The U.S. Senate approved a $70 billion tax cut package—the centerpiece of which extends President Bush’s capital gains and corporate dividend tax cuts for the rich through 2010. 

The 54-44 vote was mostly along party lines, with most Democrats lining up against the tax giveaway to the wealthy and most Republicans voting for it. The May 11 vote followed the House’s approval the day before.

AFL-CIO President John Sweeney said the tax bill is “a perfect example of the Republican leadership’s upside-down priorities while working families are struggling with skyrocketing health care costs, vanishing pensions and record gas prices.”

Sweeney added:

This latest gift to the rich will add to our ballooning national debt while providing little, if any, relief to working families who are still reeling from Bush’s cuts to vital federal programs.

Senate Minority Leader Harry Reid (D-Nev.) said:

Bush’s tax plan offers next to nothing to average Americans while giving away the store to multi-millionaires. The tax reconciliation bill giveaway on capital gains and dividends will do much more for ExxonMobil board members than it will do for ExxonMobil customers. Their tax plan takes the country in the wrong direction.
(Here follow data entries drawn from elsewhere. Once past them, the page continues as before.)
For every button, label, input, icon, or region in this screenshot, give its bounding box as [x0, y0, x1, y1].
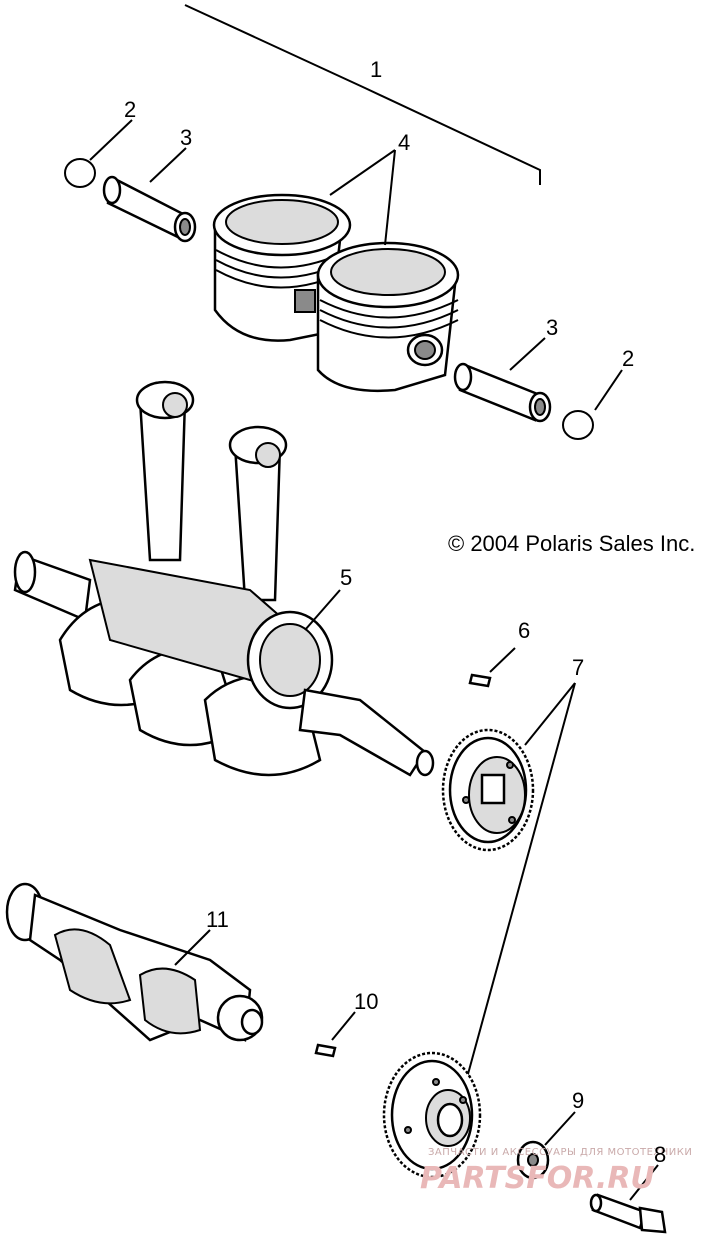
group-bracket — [184, 4, 541, 185]
callout-10: 10 — [354, 989, 378, 1014]
callout-2-left: 2 — [124, 97, 136, 122]
wrist-pin-left — [102, 147, 197, 243]
washer — [516, 1111, 576, 1180]
callout-4: 4 — [398, 130, 410, 155]
callout-7: 7 — [572, 655, 584, 680]
callout-3-right: 3 — [546, 315, 558, 340]
wrist-pin-right — [453, 337, 552, 423]
callout-1: 1 — [370, 57, 382, 82]
copyright-text: © 2004 Polaris Sales Inc. — [448, 531, 695, 556]
callout-8: 8 — [654, 1142, 666, 1167]
crank-gear — [441, 682, 576, 1086]
circlip-right — [562, 369, 623, 440]
balance-shaft — [5, 882, 264, 1042]
bolt — [589, 1164, 667, 1234]
woodruff-key-upper — [468, 647, 516, 688]
woodruff-key-lower — [314, 1011, 356, 1058]
callout-2-right: 2 — [622, 346, 634, 371]
watermark-large-text: PARTSFOR.RU — [420, 1161, 655, 1196]
callout-11: 11 — [206, 907, 229, 932]
callout-9: 9 — [572, 1088, 584, 1113]
callout-5: 5 — [340, 565, 352, 590]
callout-6: 6 — [518, 618, 530, 643]
crankshaft-assembly — [13, 380, 435, 777]
watermark-small-text: ЗАПЧАСТИ И АКСЕССУАРЫ ДЛЯ МОТОТЕХНИКИ — [428, 1147, 692, 1158]
callout-3-left: 3 — [180, 125, 192, 150]
circlip-left — [64, 119, 133, 188]
piston-front — [316, 149, 460, 393]
balance-gear — [382, 1051, 482, 1179]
The top 1 percent of taxpayers will pocket an extra $82,000 a year, while the middle 20 percent will see just an extra $20 in tax savings, according to the Urban Institute-Brookings Tax Policy Center.

Dean Baker, co-director of the Center for Economic and Policy Research, dubbed the latest round of tax cuts “temporary assistance to the needy rich.” Take a look at what the author of The Conservative Nanny State: How the Wealthy Use the Government to Stay Rich and Get Richer says about this new welfare program for the rich in a column on TomPaine.com.
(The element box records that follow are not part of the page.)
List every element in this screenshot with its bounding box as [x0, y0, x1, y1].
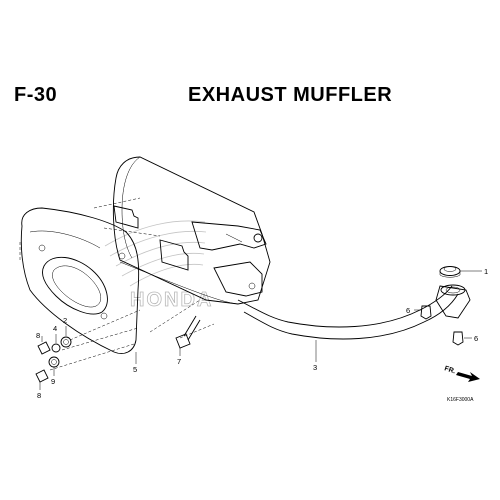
- cap-nut-left: [420, 305, 432, 320]
- callout-5: 5: [133, 365, 137, 374]
- callout-4: 4: [53, 324, 57, 333]
- callout-3: 3: [313, 363, 317, 372]
- cap-nut-right: [452, 331, 464, 346]
- section-code: F-30: [14, 84, 58, 106]
- brand-watermark: HONDA: [130, 289, 213, 311]
- callout-7: 7: [177, 357, 181, 366]
- muffler-end-cover: [20, 207, 140, 354]
- exhaust-gasket: [439, 266, 461, 278]
- section-title: EXHAUST MUFFLER: [188, 84, 393, 106]
- flange-bolt: [175, 315, 201, 349]
- drawing-reference: K16F3000A: [447, 397, 474, 403]
- exhaust-pipe: [237, 284, 471, 340]
- leader-lines: [19, 197, 215, 371]
- callout-8-lower: 8: [37, 391, 41, 400]
- callout-9: 9: [51, 377, 55, 386]
- callout-2: 2: [63, 316, 67, 325]
- front-arrow-icon: [456, 372, 480, 382]
- front-direction-indicator: FR.: [443, 365, 480, 382]
- callout-8-upper: 8: [36, 331, 40, 340]
- brand-wing-watermark: HONDA: [104, 220, 213, 311]
- callout-6-left: 6: [406, 306, 410, 315]
- callout-labels: 1 2 3 4 5 6 6 7 8 8 9: [36, 267, 488, 400]
- front-direction-label: FR.: [443, 365, 456, 375]
- callout-6-right: 6: [474, 334, 478, 343]
- mounting-hardware: [35, 336, 72, 383]
- muffler-body: [112, 156, 271, 305]
- callout-1: 1: [484, 267, 488, 276]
The Center on Budget and Policy Priorities says:

Whether one looks at the conference agreement bill from the standpoint of fiscal responsibility, of budgetary integrity, or of fairness, the agreement is seriously flawed.…[The bill] will increase deficits, while further widening disparities between the most well-off households and Americans of more modest means.

Earlier this year, to help pay for the tax cuts, Congress passed and Bush signed a $40 billion spending cut package that targeted education, health and child care and other vital programs for working families.